The research lens for this tier is different. Instead of capital intensity and anchor contracts, the questions are serving performance, model coverage, pricing per token, and developer adoption. A neocloud and an inference specialist can both be "AI compute" companies while operating very different businesses.
Power And Siting Decide The Roadmap
GPU clouds are, increasingly, power projects. Crusoe's Texas campus has been described as targeting on the order of 1.2 GW of total capacity and anchors a large buildout; Nebius's New Jersey facility targets several hundred megawatts; and Applied Digital's North Dakota campus targets a few hundred megawatts of IT capacity for HPC tenants. Several of these providers trace their origins to power-advantaged siting, including stranded or flared natural gas.

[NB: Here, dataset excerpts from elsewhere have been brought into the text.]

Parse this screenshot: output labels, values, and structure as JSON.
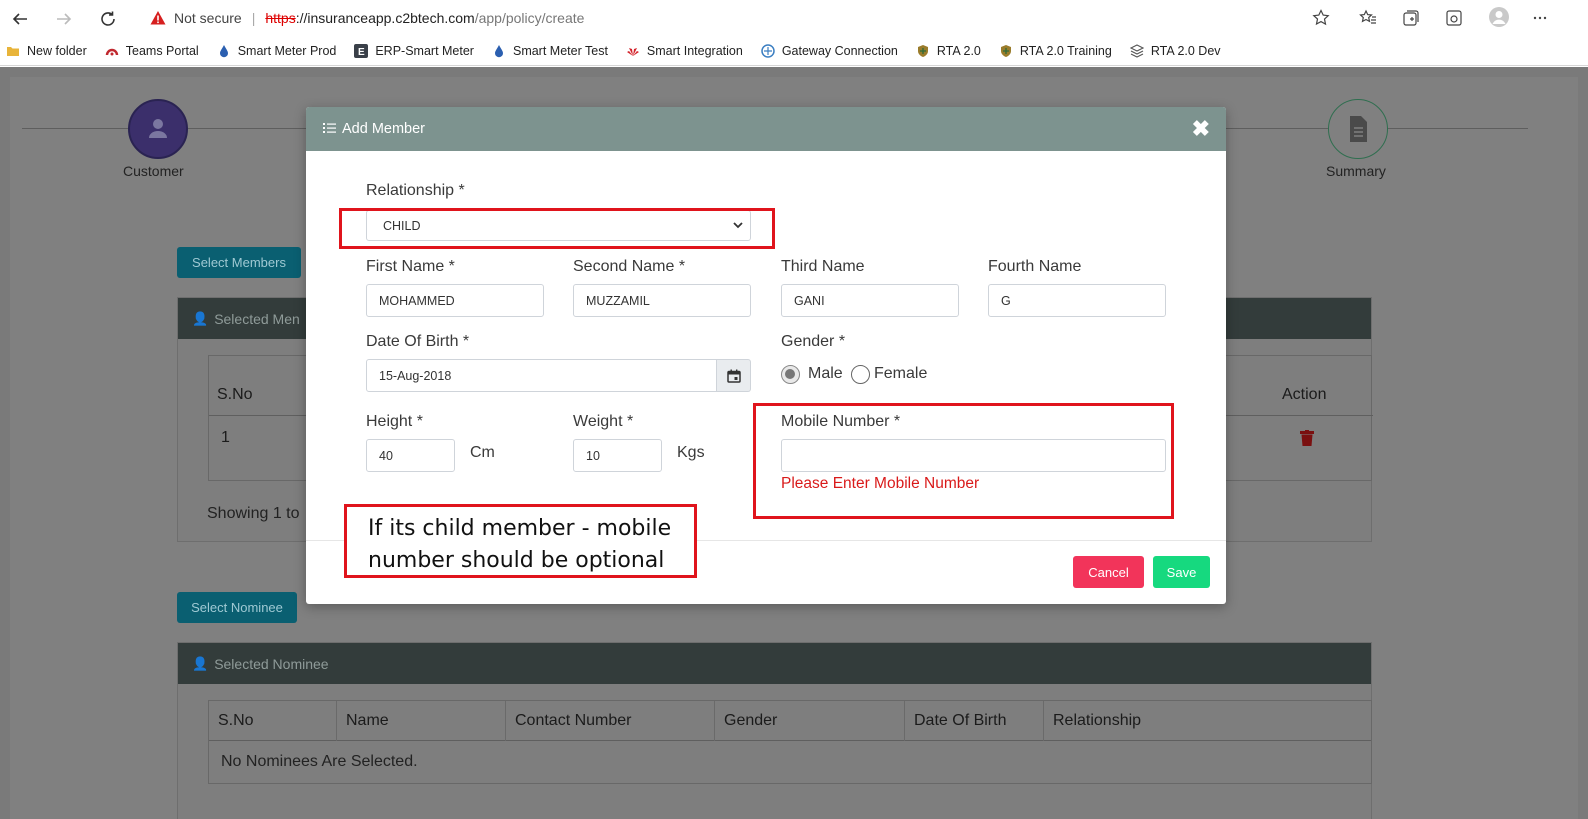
{
  "browser": {
    "security_label": "Not secure",
    "url_scheme": "https",
    "url_host": "://insuranceapp.c2btech.com",
    "url_path": "/app/policy/create",
    "bookmarks": [
      {
        "label": "New folder",
        "icon": "folder-icon"
      },
      {
        "label": "Teams Portal",
        "icon": "teams-portal-icon"
      },
      {
        "label": "Smart Meter Prod",
        "icon": "drop-icon"
      },
      {
        "label": "ERP-Smart Meter",
        "icon": "erp-icon"
      },
      {
        "label": "Smart Meter Test",
        "icon": "drop-icon"
      },
      {
        "label": "Smart Integration",
        "icon": "huawei-icon"
      },
      {
        "label": "Gateway Connection",
        "icon": "gateway-icon"
      },
      {
        "label": "RTA 2.0",
        "icon": "crest-icon"
      },
      {
        "label": "RTA 2.0 Training",
        "icon": "crest-icon"
      },
      {
        "label": "RTA 2.0 Dev",
        "icon": "layers-icon"
      }
    ]
  },
  "stepper": {
    "first_label": "Customer",
    "last_label": "Summary"
  },
  "background": {
    "select_members_label": "Select Members",
    "selected_members_title": "Selected Men",
    "members_table": {
      "col_sno": "S.No",
      "col_action": "Action",
      "row_sno": "1"
    },
    "showing_text": "Showing 1 to",
    "select_nominee_label": "Select Nominee",
    "selected_nominee_title": "Selected Nominee",
    "nominee_columns": [
      "S.No",
      "Name",
      "Contact Number",
      "Gender",
      "Date Of Birth",
      "Relationship"
    ],
    "no_nominees_text": "No Nominees Are Selected."
  },
  "modal": {
    "title": "Add Member",
    "relationship_label": "Relationship *",
    "relationship_value": "CHILD",
    "first_name_label": "First Name *",
    "first_name_value": "MOHAMMED",
    "second_name_label": "Second Name *",
    "second_name_value": "MUZZAMIL",
    "third_name_label": "Third Name",
    "third_name_value": "GANI",
    "fourth_name_label": "Fourth Name",
    "fourth_name_value": "G",
    "dob_label": "Date Of Birth *",
    "dob_value": "15-Aug-2018",
    "gender_label": "Gender *",
    "gender_male": "Male",
    "gender_female": "Female",
    "gender_selected": "Male",
    "height_label": "Height *",
    "height_value": "40",
    "height_unit": "Cm",
    "weight_label": "Weight *",
    "weight_value": "10",
    "weight_unit": "Kgs",
    "mobile_label": "Mobile Number *",
    "mobile_value": "",
    "mobile_error": "Please Enter Mobile Number",
    "cancel_label": "Cancel",
    "save_label": "Save"
  },
  "annotation": {
    "note_line1": "If its child member - mobile",
    "note_line2": "number should be optional",
    "color": "#e0141c"
  },
  "colors": {
    "modal_header": "#7d938f",
    "cancel": "#f2345a",
    "save": "#16d97f",
    "error": "#d91a1a"
  }
}
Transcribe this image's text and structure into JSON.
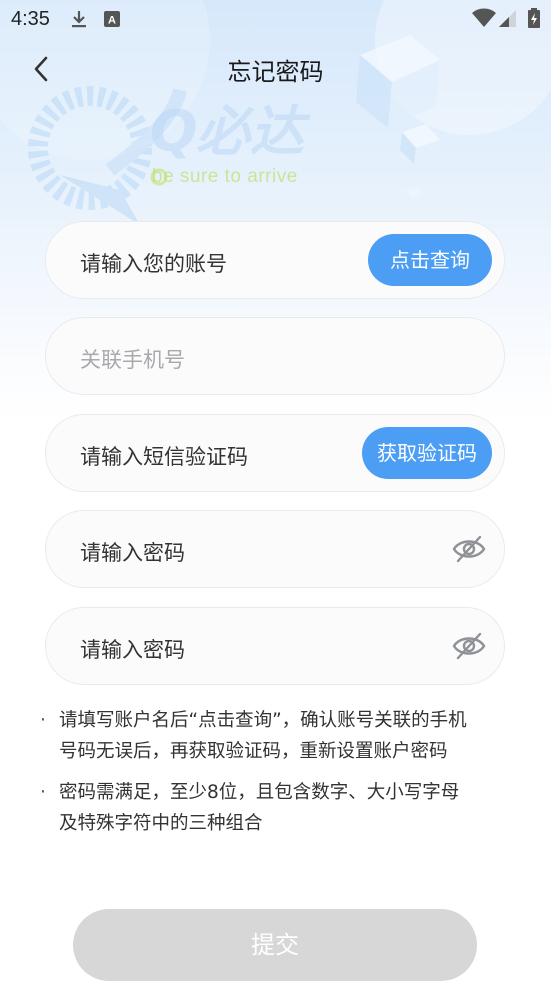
{
  "status_bar": {
    "time": "4:35",
    "icons": [
      "download-icon",
      "keyboard-a-icon",
      "wifi-icon",
      "signal-icon",
      "battery-icon"
    ],
    "keyboard_letter": "A"
  },
  "header": {
    "title": "忘记密码",
    "back_icon": "chevron-left-icon"
  },
  "brand": {
    "logo_text": "Q必达",
    "slogan": "be sure to arrive"
  },
  "form": {
    "account": {
      "placeholder": "请输入您的账号",
      "button_label": "点击查询"
    },
    "phone": {
      "placeholder": "关联手机号"
    },
    "sms_code": {
      "placeholder": "请输入短信验证码",
      "button_label": "获取验证码"
    },
    "password": {
      "placeholder": "请输入密码",
      "toggle_icon": "eye-off-icon"
    },
    "password_confirm": {
      "placeholder": "请输入密码",
      "toggle_icon": "eye-off-icon"
    }
  },
  "notes": [
    {
      "bullet": "·",
      "line1": "请填写账户名后“点击查询”，确认账号关联的手机",
      "line2": "号码无误后，再获取验证码，重新设置账户密码"
    },
    {
      "bullet": "·",
      "line1": "密码需满足，至少8位，且包含数字、大小写字母",
      "line2": "及特殊字符中的三种组合"
    }
  ],
  "submit": {
    "label": "提交",
    "enabled": false
  },
  "colors": {
    "accent": "#4b9ef3",
    "disabled": "#d7d7d8",
    "bg_top": "#d6e8fb"
  }
}
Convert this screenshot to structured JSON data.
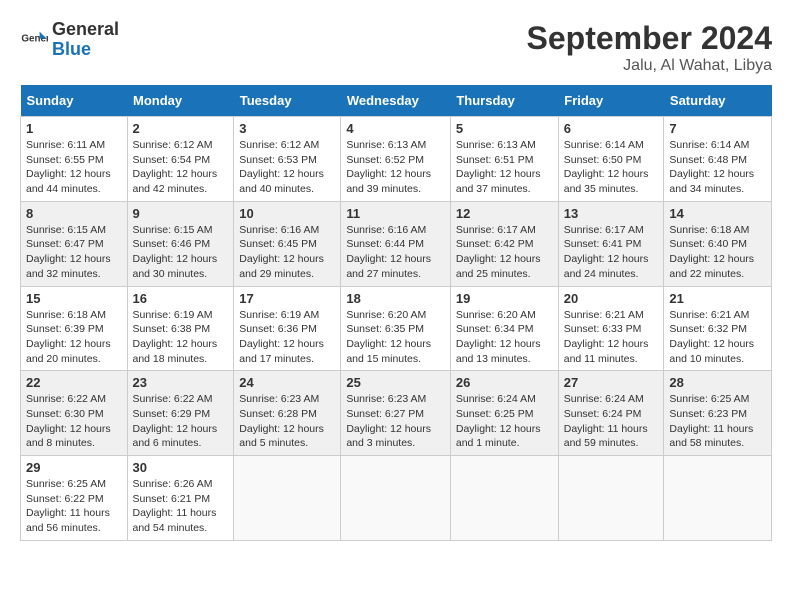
{
  "logo": {
    "text_general": "General",
    "text_blue": "Blue"
  },
  "header": {
    "month": "September 2024",
    "location": "Jalu, Al Wahat, Libya"
  },
  "weekdays": [
    "Sunday",
    "Monday",
    "Tuesday",
    "Wednesday",
    "Thursday",
    "Friday",
    "Saturday"
  ],
  "weeks": [
    [
      {
        "day": "1",
        "info": "Sunrise: 6:11 AM\nSunset: 6:55 PM\nDaylight: 12 hours\nand 44 minutes."
      },
      {
        "day": "2",
        "info": "Sunrise: 6:12 AM\nSunset: 6:54 PM\nDaylight: 12 hours\nand 42 minutes."
      },
      {
        "day": "3",
        "info": "Sunrise: 6:12 AM\nSunset: 6:53 PM\nDaylight: 12 hours\nand 40 minutes."
      },
      {
        "day": "4",
        "info": "Sunrise: 6:13 AM\nSunset: 6:52 PM\nDaylight: 12 hours\nand 39 minutes."
      },
      {
        "day": "5",
        "info": "Sunrise: 6:13 AM\nSunset: 6:51 PM\nDaylight: 12 hours\nand 37 minutes."
      },
      {
        "day": "6",
        "info": "Sunrise: 6:14 AM\nSunset: 6:50 PM\nDaylight: 12 hours\nand 35 minutes."
      },
      {
        "day": "7",
        "info": "Sunrise: 6:14 AM\nSunset: 6:48 PM\nDaylight: 12 hours\nand 34 minutes."
      }
    ],
    [
      {
        "day": "8",
        "info": "Sunrise: 6:15 AM\nSunset: 6:47 PM\nDaylight: 12 hours\nand 32 minutes."
      },
      {
        "day": "9",
        "info": "Sunrise: 6:15 AM\nSunset: 6:46 PM\nDaylight: 12 hours\nand 30 minutes."
      },
      {
        "day": "10",
        "info": "Sunrise: 6:16 AM\nSunset: 6:45 PM\nDaylight: 12 hours\nand 29 minutes."
      },
      {
        "day": "11",
        "info": "Sunrise: 6:16 AM\nSunset: 6:44 PM\nDaylight: 12 hours\nand 27 minutes."
      },
      {
        "day": "12",
        "info": "Sunrise: 6:17 AM\nSunset: 6:42 PM\nDaylight: 12 hours\nand 25 minutes."
      },
      {
        "day": "13",
        "info": "Sunrise: 6:17 AM\nSunset: 6:41 PM\nDaylight: 12 hours\nand 24 minutes."
      },
      {
        "day": "14",
        "info": "Sunrise: 6:18 AM\nSunset: 6:40 PM\nDaylight: 12 hours\nand 22 minutes."
      }
    ],
    [
      {
        "day": "15",
        "info": "Sunrise: 6:18 AM\nSunset: 6:39 PM\nDaylight: 12 hours\nand 20 minutes."
      },
      {
        "day": "16",
        "info": "Sunrise: 6:19 AM\nSunset: 6:38 PM\nDaylight: 12 hours\nand 18 minutes."
      },
      {
        "day": "17",
        "info": "Sunrise: 6:19 AM\nSunset: 6:36 PM\nDaylight: 12 hours\nand 17 minutes."
      },
      {
        "day": "18",
        "info": "Sunrise: 6:20 AM\nSunset: 6:35 PM\nDaylight: 12 hours\nand 15 minutes."
      },
      {
        "day": "19",
        "info": "Sunrise: 6:20 AM\nSunset: 6:34 PM\nDaylight: 12 hours\nand 13 minutes."
      },
      {
        "day": "20",
        "info": "Sunrise: 6:21 AM\nSunset: 6:33 PM\nDaylight: 12 hours\nand 11 minutes."
      },
      {
        "day": "21",
        "info": "Sunrise: 6:21 AM\nSunset: 6:32 PM\nDaylight: 12 hours\nand 10 minutes."
      }
    ],
    [
      {
        "day": "22",
        "info": "Sunrise: 6:22 AM\nSunset: 6:30 PM\nDaylight: 12 hours\nand 8 minutes."
      },
      {
        "day": "23",
        "info": "Sunrise: 6:22 AM\nSunset: 6:29 PM\nDaylight: 12 hours\nand 6 minutes."
      },
      {
        "day": "24",
        "info": "Sunrise: 6:23 AM\nSunset: 6:28 PM\nDaylight: 12 hours\nand 5 minutes."
      },
      {
        "day": "25",
        "info": "Sunrise: 6:23 AM\nSunset: 6:27 PM\nDaylight: 12 hours\nand 3 minutes."
      },
      {
        "day": "26",
        "info": "Sunrise: 6:24 AM\nSunset: 6:25 PM\nDaylight: 12 hours\nand 1 minute."
      },
      {
        "day": "27",
        "info": "Sunrise: 6:24 AM\nSunset: 6:24 PM\nDaylight: 11 hours\nand 59 minutes."
      },
      {
        "day": "28",
        "info": "Sunrise: 6:25 AM\nSunset: 6:23 PM\nDaylight: 11 hours\nand 58 minutes."
      }
    ],
    [
      {
        "day": "29",
        "info": "Sunrise: 6:25 AM\nSunset: 6:22 PM\nDaylight: 11 hours\nand 56 minutes."
      },
      {
        "day": "30",
        "info": "Sunrise: 6:26 AM\nSunset: 6:21 PM\nDaylight: 11 hours\nand 54 minutes."
      },
      {
        "day": "",
        "info": ""
      },
      {
        "day": "",
        "info": ""
      },
      {
        "day": "",
        "info": ""
      },
      {
        "day": "",
        "info": ""
      },
      {
        "day": "",
        "info": ""
      }
    ]
  ]
}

This is why GPU cloud research cannot be separated from the grid. The binding constraint on a neocloud's roadmap is often megawatts and interconnect timelines, not chips. See AI Data Center Power Demand for the demand-side view and the supply chain map for the broader dependency picture.
What To Track In GPU Cloud Research
Useful markers include anchor-contract size and duration, customer concentration, GPU-collateralized debt and its depreciation assumptions, power and siting announcements, utilization, and the split between raw-GPU rental and inference serving. Where a provider cites a specific contract value, capacity, or valuation, verify it in filings and primary disclosures before treating it as established.
Use the AI Infrastructure Stack Map to place GPU clouds in the broader stack, and the related power pages for the constraint that most often gates their growth. The objective is to understand the GPU cloud business as infrastructure, not to make investment recommendations.
Summary
GPU cloud and neocloud providers form a capital-intensive layer of AI infrastructure: GPU-first clouds financed by large anchor contracts and GPU-collateralized debt, with a second tier of inference-serving specialists layered on top. Power and siting frequently decide how fast any of them can grow.
The right research language is specific and neutral: anchor contracts, customer concentration, GPU-collateralized debt, utilization, megawatts, and interconnect timelines. Track those signals and verify numeric claims from primary sources rather than turning the GPU cloud story into financial advice.